Située à environ 800 m d'altitude, Moshi était un simple village bantou au milieu du XIXe siècle. Mais devint rapidement un des grands centres de la colonisation, les fermiers allemands puis anglais, venant cultiver les terres fertiles de la région, les missionnaires venant évangéliser et instruire les populations chaggas, qui habitaient les premières pentes du massif du Kilimandjaro. La ville devint un lieu d'échange important pour les produits agricoles des grandes fermes coloniales, et un lieu de passage et de halte sur la route du nord, entre la côte et les Grands Lacs. Une ligne de chemin de fer y fut bientôt construite, reliant Dar à Arusha et Mombasa, et permettant un rapide essor de la ville dans les années 1920.

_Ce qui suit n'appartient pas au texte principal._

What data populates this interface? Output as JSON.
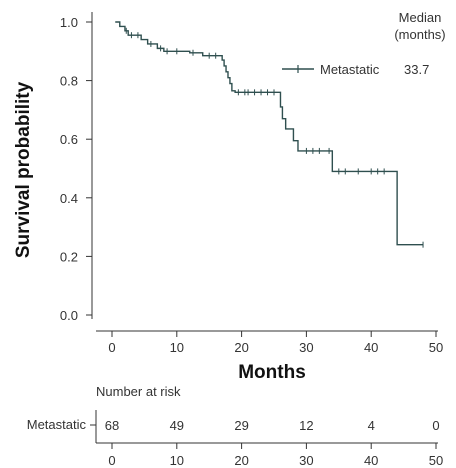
{
  "chart_data": {
    "type": "line",
    "subtype": "kaplan-meier",
    "ylabel": "Survival probability",
    "xlabel": "Months",
    "xlim": [
      0,
      50
    ],
    "ylim": [
      0,
      1
    ],
    "x_ticks": [
      0,
      10,
      20,
      30,
      40,
      50
    ],
    "y_ticks": [
      "0.0",
      "0.2",
      "0.4",
      "0.6",
      "0.8",
      "1.0"
    ],
    "grid": false,
    "legend": {
      "position": "top-right",
      "header": "Median\n(months)"
    },
    "series": [
      {
        "name": "Metastatic",
        "median": "33.7",
        "color": "#2f4f4f",
        "steps": [
          [
            0.5,
            1.0
          ],
          [
            1.2,
            0.985
          ],
          [
            2,
            0.97
          ],
          [
            2.5,
            0.955
          ],
          [
            4.5,
            0.94
          ],
          [
            5.5,
            0.925
          ],
          [
            7,
            0.91
          ],
          [
            8,
            0.9
          ],
          [
            12,
            0.895
          ],
          [
            14,
            0.885
          ],
          [
            17,
            0.87
          ],
          [
            17.3,
            0.85
          ],
          [
            17.6,
            0.83
          ],
          [
            17.9,
            0.81
          ],
          [
            18.2,
            0.79
          ],
          [
            18.5,
            0.765
          ],
          [
            19,
            0.76
          ],
          [
            26,
            0.71
          ],
          [
            26.3,
            0.67
          ],
          [
            26.8,
            0.635
          ],
          [
            28,
            0.595
          ],
          [
            28.7,
            0.56
          ],
          [
            34,
            0.49
          ],
          [
            44,
            0.24
          ],
          [
            48,
            0.24
          ]
        ],
        "censor_x": [
          2.2,
          3,
          4,
          6,
          7.5,
          8.5,
          10,
          12.5,
          15,
          16,
          19.5,
          20.5,
          21,
          22,
          23,
          24,
          25,
          30,
          31,
          32,
          33.5,
          35,
          36,
          38,
          40,
          41,
          42,
          48
        ]
      }
    ],
    "number_at_risk": {
      "title": "Number at risk",
      "group": "Metastatic",
      "times": [
        0,
        10,
        20,
        30,
        40,
        50
      ],
      "counts": [
        "68",
        "49",
        "29",
        "12",
        "4",
        "0"
      ]
    }
  }
}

Les Chaggas sont parmi les plus actifs dans l'économie de tout le pays. Aujourd'hui, Moshi prospère doucement en tant que centre commercial de la région, mais s'est fait dépasser par Arusha, 80 km plus à l'ouest, dopé par le tourisme. Une communauté d'origine occidentale, relativement importante, y exerce des activités professionnelles dans les exploitations agricoles, certains comme ingénieurs dans les quelques usines de la ville ou dans les travaux publics, d'autres dans la santé ou dans l'enseignement (on y trouve une assez bonne école secondaire, où les enfants des élites du pays étudient, avant de partir pour les universités de Dar, de Nairobi ou d'Europe occidentale pour les plus riches).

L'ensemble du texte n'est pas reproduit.